Jun 25, 2016

Grease Live: Still No Gay People at Rydell High

Grease (1978) was my coming-out movie, mostly because of the theme song, with lines I misheard::

The adults are lying, only real is real.
We stop the fight right now, we got to be what we feel. 

The movie itself was unremittingly hetero-horny heterosexist: boys and girls circle each other, preen, posture, try to hook up, and finally succeed, with some uncomfortable gender politics.

No gay content except for a couple of homophobic jokes.
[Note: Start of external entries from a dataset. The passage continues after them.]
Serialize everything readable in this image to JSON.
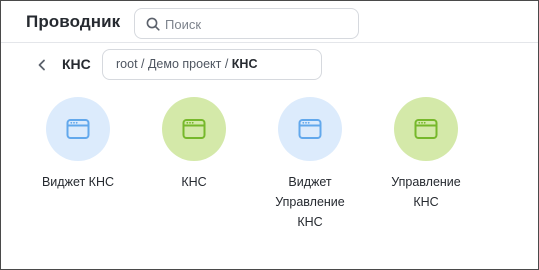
{
  "header": {
    "title": "Проводник",
    "search": {
      "placeholder": "Поиск",
      "value": ""
    }
  },
  "nav": {
    "current_folder": "КНС",
    "path": {
      "prefix": "root / Демо проект / ",
      "current": "КНС"
    }
  },
  "items": [
    {
      "label_lines": [
        "Виджет КНС"
      ],
      "icon": "window-icon",
      "variant": "widget",
      "circle_color": "#dcebfc",
      "icon_color": "#62a8ec"
    },
    {
      "label_lines": [
        "КНС"
      ],
      "icon": "window-icon",
      "variant": "app",
      "circle_color": "#d4e9a9",
      "icon_color": "#76b82b"
    },
    {
      "label_lines": [
        "Виджет",
        "Управление",
        "КНС"
      ],
      "icon": "window-icon",
      "variant": "widget",
      "circle_color": "#dcebfc",
      "icon_color": "#62a8ec"
    },
    {
      "label_lines": [
        "Управление",
        "КНС"
      ],
      "icon": "window-icon",
      "variant": "app",
      "circle_color": "#d4e9a9",
      "icon_color": "#76b82b"
    }
  ]
}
I just saw Grease Live (2016), a live version that aired on Fox.  Nostalgia about nostalgia, a 2016 broadcast adapting a 1978 movie which was itself an adaption of a 1971 musical set in the year 1959.

Got all that?

The plot stays the same: at Rydell High in 1959, Danny, leader of the T-Birds, and Sandy, member of the Pink Ladies, play a game of desire and rejection, "cool" greaser vs. "good girl" amid such nostalgic settings as a malt shop,a sleepover, and a drag race.  In the end, Sandy abandons the good girl act and pretends to be sexually voracious, thus driving Danny wild and winning his heart.
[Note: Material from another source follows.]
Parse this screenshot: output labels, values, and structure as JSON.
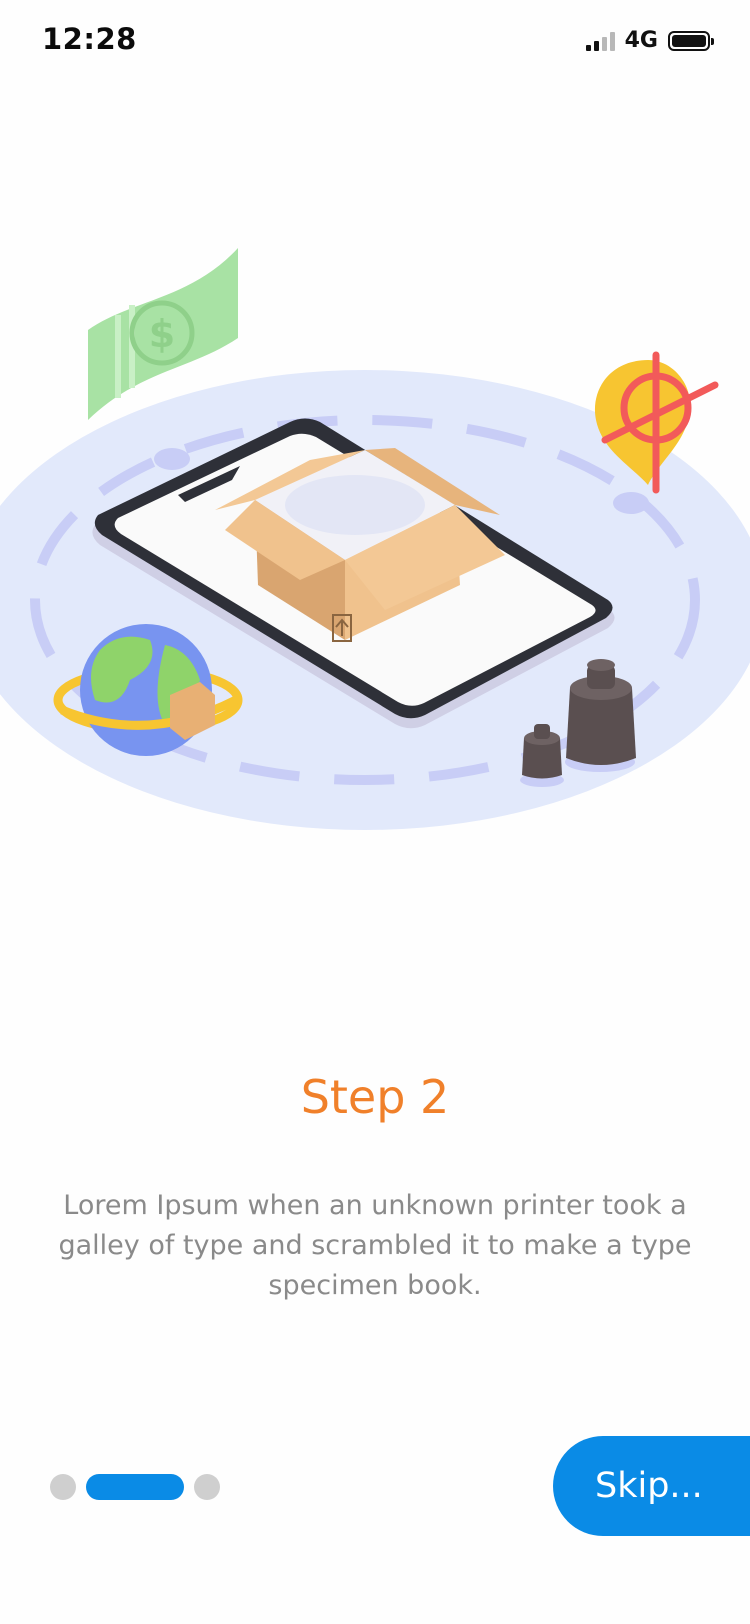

Meanwhile, each of the other T-Birds hooks up with one of the Pink Ladies.

The T-Birds are:

Danny: Aaron Tveit (top photo)
Kenicke: Carlos Pena Vega (left)















Doody: Jordan Fisher (left)
Putzie: David Del Rio (below)
Sonny: Andrew Call

How did they update the 1970's classic?

1. The cast is multi-ethnic, with plenty of interracial couples.
2. Sandy is from Salt Lake City, Utah, not Australia.
3. Danny defends Eugene the Nerd, and eventually invites him to join the gang.  Eugene also gets a girlfriend, a female nerd, and shows killer moves at the dance contest.
4. Pink Lady Jan, previously ridiculed for being fat, is now ridiculed for being weird.
5. There are male and female cheerleaders, but the dialogue, oddly, assumes that they're all female.
6. They changed some of the dirty lyrics, but they kept the rape-promoting "Did she put up a fight?" from "Summer Nights"


Gay Changes
1. During the dance contest, the coach reads the rules: in 1978, "male-female couples only," followed by a homophobic joke against Eugene.  In 2016, the line was changed to "couples only, no singles, no triples."  Which would have been great if there were same-sex couples, but there were none.  As the scene stands, it completely erases even the awareness that gay people exist.
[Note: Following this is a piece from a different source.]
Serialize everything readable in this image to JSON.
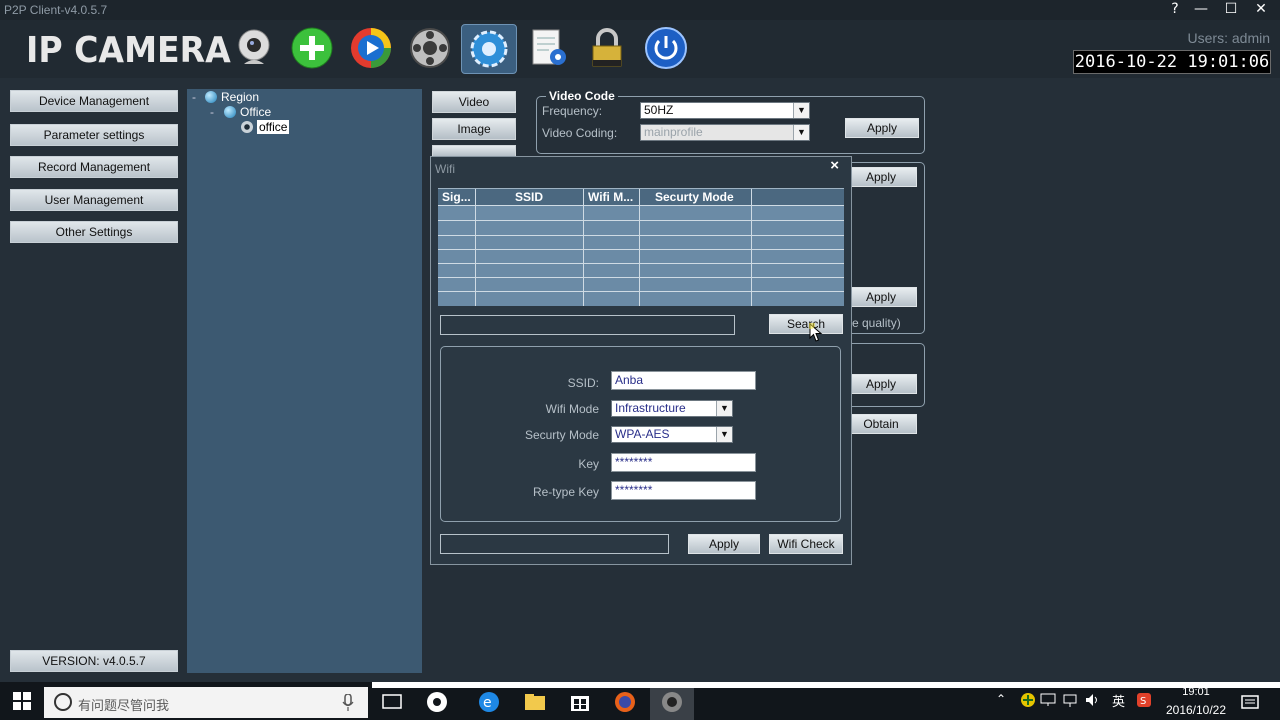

2.  In 1978, Kenicke asks Danny to be his "second" in the drag race at Thunder Road; they hug, then jump apart in homophobic panic.  In 2016, they see the other guys staring before jumping apart. Kenicke asks "What are you looking at?"  Seems more homophobic.

3. In "We Belong Together" in 1978, each T-Bird is paired with his respective Pink Lady, except for Sonny, who looks shocked when he is paired with a dog instead of Marty.  This shot was cut in 2016.

I looked carefully, and couldn't see anyone who looked like a same-sex couple in any of the crowd scenes, at all.  In "We Belong Together," everyone pairs off into male-female couples.  Even the curtain calls are male -female couples.

If director Thomas Kail could introduce interracial pairings as unremarkable and commonplace in the 1950s, when they were anything but, then surely he could have introduced a gay couple or two into the dance contest or the final carnival scene.

But he didn't.  38 years later, gay people are still not welcome in the world of Rydell High.

See also: Grease 2: The Gay Connection; I Lost It at the Movies.

1 comment:

  1. I'd say it's 2016, but de facto segregation is still a thing, and I at least know it got a LOT worse toward the end of the last century. And we've already got fools pretending everything bad about the 90s didn't happen. And, you know, the president and his pickled sorcerer (who won partially because of said denials) prove there's plenty of racism left.